Heureusement pour Paul, le projet semble aujourd’hui au point mort. Le gouvernement nord-irlandais de Stormont, à l’origine du plan, ne siège plus depuis 2017 à cause d’un désaccord entre unionistes et nationalistes. « S’ils ne sont pas capables de s’entendre à Stormont, comment nous, qui vivons près du mur, nous pouvons nous mettre d’accord ? »,questionne le chauffeur. « C’est absurde. »

Ce point de vue est partagé par Brendan Ciarán Browne, enseignant-chercheur en résolution de conflits à Trinity College. « Déjà que nous n'avons pas de gouvernement à un moment de la plus haute importance politique. Pourquoi rendre les habitants encore plus vulnérables, alors qu’ils disent avoir besoin de ces infrastructures ? »

Pour l’universitaire, la démarche doit d'abord venir de la base. « Ce n'est pas à des académiques dans leur fauteuil de décider », répète-t-il. Brendan Ciarán Browne estime qu'un intense travail de réconciliation doit être mené en amont, par les associations, par exemple, comme le Belfast Interface Project.

« C’est tellement difficile de détester un ami »

Joe O'Donnell dirige le BIP, avec l'objectif de faire revivre les interfaces. « Il reste de nombreux obstacles, tout à fait compréhensibles, explique le natif de Belfast. Les gens s'inquiètent que leur maison soit attaquée, ou leur famille, comme avant. » L'association tente de proposer des alternatives aux murs, en associant les deux communautés à des projets croisés.

« La confiance, ça se construit petit à petit. On fait travailler ensemble des jeunes, des moins jeunes, pour qu'ils tissent des liens. C'est tellement difficile de détester quelqu'un que vous avez appris à connaître et à apprécier, et c'est tellement plus facile de se réconcilier avec un ami qu'avec un ennemi. »

Le représentant associatif se bat au quotidien pour récolter les fonds nécessaires, les financements publics se réduisant comme peau de chagrin. Cette stratégie d'investissement, tant financier que temporel, Brendan Ciarán Browne la défend également. « Les murs se trouvent dans des zones parmi les plus défavorisées d’Irlande du Nord, qui ont subi le plus haut degré de violences pendant le conflit », selon lui, priorité doit être donnée à créer des emplois et « de la cohésion entre les communautés… de façon à ce que les murs ne comptent plus vraiment ».
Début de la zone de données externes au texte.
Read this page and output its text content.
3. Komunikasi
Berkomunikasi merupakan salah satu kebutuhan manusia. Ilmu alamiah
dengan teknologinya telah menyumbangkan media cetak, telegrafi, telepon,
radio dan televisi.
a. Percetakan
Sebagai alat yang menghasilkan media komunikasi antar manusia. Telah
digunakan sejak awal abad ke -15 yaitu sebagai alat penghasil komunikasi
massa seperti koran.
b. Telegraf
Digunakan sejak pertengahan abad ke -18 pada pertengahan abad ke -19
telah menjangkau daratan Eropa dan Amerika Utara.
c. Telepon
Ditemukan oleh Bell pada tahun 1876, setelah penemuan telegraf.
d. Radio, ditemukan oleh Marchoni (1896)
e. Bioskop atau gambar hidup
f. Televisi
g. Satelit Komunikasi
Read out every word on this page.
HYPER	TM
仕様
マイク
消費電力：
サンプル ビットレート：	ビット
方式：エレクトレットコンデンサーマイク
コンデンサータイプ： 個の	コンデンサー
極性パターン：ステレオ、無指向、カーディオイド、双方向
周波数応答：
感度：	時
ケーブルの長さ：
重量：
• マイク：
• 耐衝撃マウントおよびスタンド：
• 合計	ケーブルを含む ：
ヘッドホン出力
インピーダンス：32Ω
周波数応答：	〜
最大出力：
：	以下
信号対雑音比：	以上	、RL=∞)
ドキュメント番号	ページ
De retour sur Shankill Road, Paul le chauffeur de taxi approuve : « Depuis le cessez-le-feu, les gens d’ici s’en sortent grâce au trafic de drogues. C’est un no man’s land ici. » Le cessez-le-feu a plus de vingt ans. Et pourtant, le chemin reste encore long jusqu’à la pleine réconciliation et la mise à terre des murs. Des murs physiques et psychologiques.